8 thoughts on “Why could I critique Angelina Jolie’s cover but I’m ‘out of my lane’ for posting about Caitlyn?

  1. Let me say that as a member of a diverse group of people. I don’t speak for the whole, and others within this group don’t speak for me. I don’t agree with the attacks made against you for the criticism. A lot of it feels like blowback for a really ugly double-bind that trans women tend to wind up in, where you have to be femme enough or you are faking it and possibly denied access to care, and if you are femme enough, then you are perpetuating sexism by playing to the stereotypes. So there’s frustration and anger there. Especially when the original piece can be seen by some as the latter form of the double-bind. And that has been used as an argument by some self-identified feminists as to why trans women should be excluded from the movement, misgendered, and more.

    And I am with you in this particular instance. I agree with the criticisms that Jenner was basically paraded out saying “hey look, she can be a sex object too, aren’t we progressive?” That’s not what I want to see for any woman, trans or cis. Especially since the fact that Jenner was paraded out in the same sexist way that a cis woman would be, shows that we shouldn’t be on anything but the same team. But there are a lot of people who disagree, and they are constant in their claims, and liberal with the application of stereotypes. And some folks are getting caught up in the crossfire just for stepping into the fray, unfortunately.
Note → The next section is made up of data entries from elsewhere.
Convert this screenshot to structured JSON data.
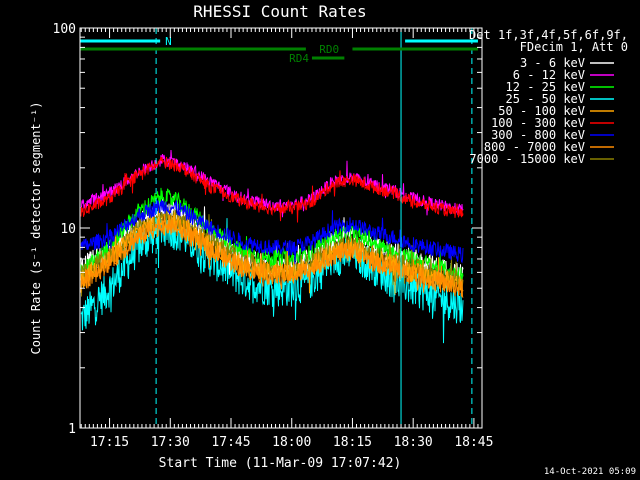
{
  "chart_data": {
    "type": "line",
    "title": "RHESSI Count Rates",
    "xlabel": "Start Time (11-Mar-09 17:07:42)",
    "ylabel": "Count Rate (s⁻¹ detector segment⁻¹)",
    "y_scale": "log",
    "ylim": [
      1,
      100
    ],
    "y_ticks": [
      "1",
      "10",
      "100"
    ],
    "x_range": [
      "17:07:42",
      "18:47:00"
    ],
    "x_ticks": [
      "17:15",
      "17:30",
      "17:45",
      "18:00",
      "18:15",
      "18:30",
      "18:45"
    ],
    "grid": false,
    "legend_position": "right",
    "legend_header": [
      "Det 1f,3f,4f,5f,6f,9f,",
      "FDecim 1, Att 0"
    ],
    "series": [
      {
        "name": "3 - 6 keV",
        "color": "#ffffff",
        "x": [
          "17:08",
          "17:15",
          "17:22",
          "17:28",
          "17:32",
          "17:40",
          "17:48",
          "17:55",
          "18:00",
          "18:05",
          "18:10",
          "18:15",
          "18:20",
          "18:25",
          "18:30",
          "18:40",
          "18:46"
        ],
        "values": [
          6.5,
          7.5,
          10.5,
          12.5,
          12,
          9,
          7,
          6.5,
          6.5,
          7,
          8.5,
          9,
          8,
          7.5,
          7,
          6,
          5.5
        ]
      },
      {
        "name": "6 - 12 keV",
        "color": "#ff00ff",
        "x": [
          "17:08",
          "17:15",
          "17:22",
          "17:28",
          "17:32",
          "17:40",
          "17:48",
          "17:55",
          "18:00",
          "18:05",
          "18:10",
          "18:15",
          "18:20",
          "18:25",
          "18:30",
          "18:40",
          "18:46"
        ],
        "values": [
          13,
          15,
          19,
          22,
          21,
          17,
          14,
          13,
          13,
          14,
          17,
          18,
          16.5,
          15.5,
          14,
          12.5,
          12
        ]
      },
      {
        "name": "12 - 25 keV",
        "color": "#00ff00",
        "x": [
          "17:08",
          "17:15",
          "17:22",
          "17:28",
          "17:32",
          "17:40",
          "17:48",
          "17:55",
          "18:00",
          "18:05",
          "18:10",
          "18:15",
          "18:20",
          "18:25",
          "18:30",
          "18:40",
          "18:46"
        ],
        "values": [
          6,
          8,
          12,
          14.5,
          13.5,
          10,
          7.5,
          7,
          7,
          7.5,
          9,
          9.5,
          8.5,
          7.5,
          7,
          6,
          5.5
        ]
      },
      {
        "name": "25 - 50 keV",
        "color": "#00ffff",
        "x": [
          "17:08",
          "17:15",
          "17:22",
          "17:28",
          "17:32",
          "17:40",
          "17:48",
          "17:55",
          "18:00",
          "18:05",
          "18:10",
          "18:15",
          "18:20",
          "18:25",
          "18:30",
          "18:40",
          "18:46"
        ],
        "values": [
          3.5,
          5,
          8,
          10,
          9.5,
          7,
          5.5,
          5,
          5,
          5.5,
          7,
          7.5,
          6.5,
          5.5,
          5,
          4.2,
          3.8
        ]
      },
      {
        "name": "50 - 100 keV",
        "color": "#ffa500",
        "x": [
          "17:08",
          "17:15",
          "17:22",
          "17:28",
          "17:32",
          "17:40",
          "17:48",
          "17:55",
          "18:00",
          "18:05",
          "18:10",
          "18:15",
          "18:20",
          "18:25",
          "18:30",
          "18:40",
          "18:46"
        ],
        "values": [
          5.5,
          7,
          9.5,
          11,
          10.5,
          8,
          6.5,
          6,
          6,
          6.5,
          7.5,
          8,
          7,
          6.5,
          6,
          5.3,
          5
        ]
      },
      {
        "name": "100 - 300 keV",
        "color": "#ff0000",
        "x": [
          "17:08",
          "17:15",
          "17:22",
          "17:28",
          "17:32",
          "17:40",
          "17:48",
          "17:55",
          "18:00",
          "18:05",
          "18:10",
          "18:15",
          "18:20",
          "18:25",
          "18:30",
          "18:40",
          "18:46"
        ],
        "values": [
          12,
          14,
          18.5,
          21.5,
          20.5,
          16,
          13.5,
          12.5,
          12.5,
          13.5,
          16.5,
          17.5,
          16,
          15,
          13.5,
          12,
          11.5
        ]
      },
      {
        "name": "300 - 800 keV",
        "color": "#0000ff",
        "x": [
          "17:08",
          "17:15",
          "17:22",
          "17:28",
          "17:32",
          "17:40",
          "17:48",
          "17:55",
          "18:00",
          "18:05",
          "18:10",
          "18:15",
          "18:20",
          "18:25",
          "18:30",
          "18:40",
          "18:46"
        ],
        "values": [
          8,
          9,
          11.5,
          13,
          12.5,
          10,
          8.5,
          8,
          8,
          8.5,
          10,
          10.5,
          9.5,
          9,
          8.3,
          7.5,
          7
        ]
      },
      {
        "name": "800 - 7000 keV",
        "color": "#ff8c00",
        "x": [
          "17:08",
          "17:15",
          "17:22",
          "17:28",
          "17:32",
          "17:40",
          "17:48",
          "17:55",
          "18:00",
          "18:05",
          "18:10",
          "18:15",
          "18:20",
          "18:25",
          "18:30",
          "18:40",
          "18:46"
        ],
        "values": [
          5.3,
          6.8,
          9,
          10.5,
          10,
          7.8,
          6.3,
          5.8,
          5.8,
          6.3,
          7.3,
          7.8,
          6.8,
          6.3,
          5.8,
          5.1,
          4.8
        ]
      },
      {
        "name": "7000 - 15000 keV",
        "color": "#8b8000",
        "x": [
          "17:08",
          "17:15",
          "17:22",
          "17:28",
          "17:32",
          "17:40",
          "17:48",
          "17:55",
          "18:00",
          "18:05",
          "18:10",
          "18:15",
          "18:20",
          "18:25",
          "18:30",
          "18:40",
          "18:46"
        ],
        "values": [
          5.8,
          7.2,
          9.8,
          11.5,
          11,
          8.5,
          6.8,
          6.2,
          6.2,
          6.8,
          7.8,
          8.3,
          7.3,
          6.8,
          6.3,
          5.5,
          5.2
        ]
      }
    ],
    "annotations": [
      {
        "label": "N",
        "color": "#00ffff",
        "segments": [
          [
            "17:07:42",
            "17:27:30"
          ],
          [
            "18:28:00",
            "18:46:00"
          ]
        ],
        "level": "top"
      },
      {
        "label": "RD0",
        "color": "#008000",
        "segments": [
          [
            "17:07:42",
            "18:03:30"
          ],
          [
            "18:15:00",
            "18:46:00"
          ]
        ],
        "level": "second"
      },
      {
        "label": "RD4",
        "color": "#008000",
        "segments": [
          [
            "18:05:00",
            "18:13:00"
          ]
        ],
        "level": "third"
      }
    ],
    "vertical_lines": [
      {
        "time": "17:07:42",
        "color": "#00ffff",
        "style": "solid"
      },
      {
        "time": "17:26:30",
        "color": "#00ffff",
        "style": "dashed"
      },
      {
        "time": "18:27:00",
        "color": "#00ffff",
        "style": "solid"
      },
      {
        "time": "18:44:30",
        "color": "#00ffff",
        "style": "dashed"
      }
    ]
  },
  "footer": {
    "timestamp": "14-Oct-2021 05:09"
  }
}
  2. Yes!! Just today over on GoFugYourself I saw a post critiquing Jennifer Lopez at the Tonys giving her props for not showing too much leg/boobs/everything. She was lauded for being “classy” for not appearing half nude like some of the other attendees and setting a good example that you don’t have to appear half naked or in a see through dress at a red carpet event. Other posts lambasted women for wearing skirts that are too short, dresses that are too sheer, and makeup that’s over the top. I don’t see why a trans woman is immune to the critiques we make of all women in the media spotlight, whether positive or negative, and I think it’s awful you’ve been subjected to this ridiculous level of meanness from people who should be on the same side. I have two sons and want them to see women as strong empowered equals rather than subscribing to Harry Enfield version of women (“women – know your limits!”)

  3. It’s because you are a cis-gendered woman. Criticizing the representation of sexuality and femininity of cis-gender women in mainstream media who reflects your gender identity is seen as a welcome critique within your “tribe.” Transgender politics are nuanced and complex and to assume you can use the same cis-centered media literacy lens on transgender folks is short sighted at best. You wouldn’t use the same lens of women of color, as they have a different experience and historical reference (for example, Black women have historically been denied their femininity and been compared to beasts…so femininity means something very different to many of them than to white women like you and me.) I truly respect your work, but I seriously disagree with you on this one.

    • It’s because in their hearts of hearts, transwomen are still men and still feel entitled to tell women how to speak, write, behave, and everything else. If you really felt solidarity with us and really “felt female”, whatever the hell that means, you’d understand why it’s problematic for someone who has ever lived as a male to tell us to sit down and shut up. You also don’t like the idea that gender and sex are not the same thing–you lean hard on persuading people that they are the same or that gender is biological while sex is a figment of our imaginations. (So I guess pregnancy and childbirth are imaginary things too.) If we’re critiquing gender no matter who is performing it, that pisses on your ideological parade, doesn’t it? When we say that our culture’s societally-imposed standards of femininity are harmful, WE MEAN IT, no matter who is performing them. You want to be treated exactly the same as a “cisgendered” woman, well, there you go. Put up or shut up.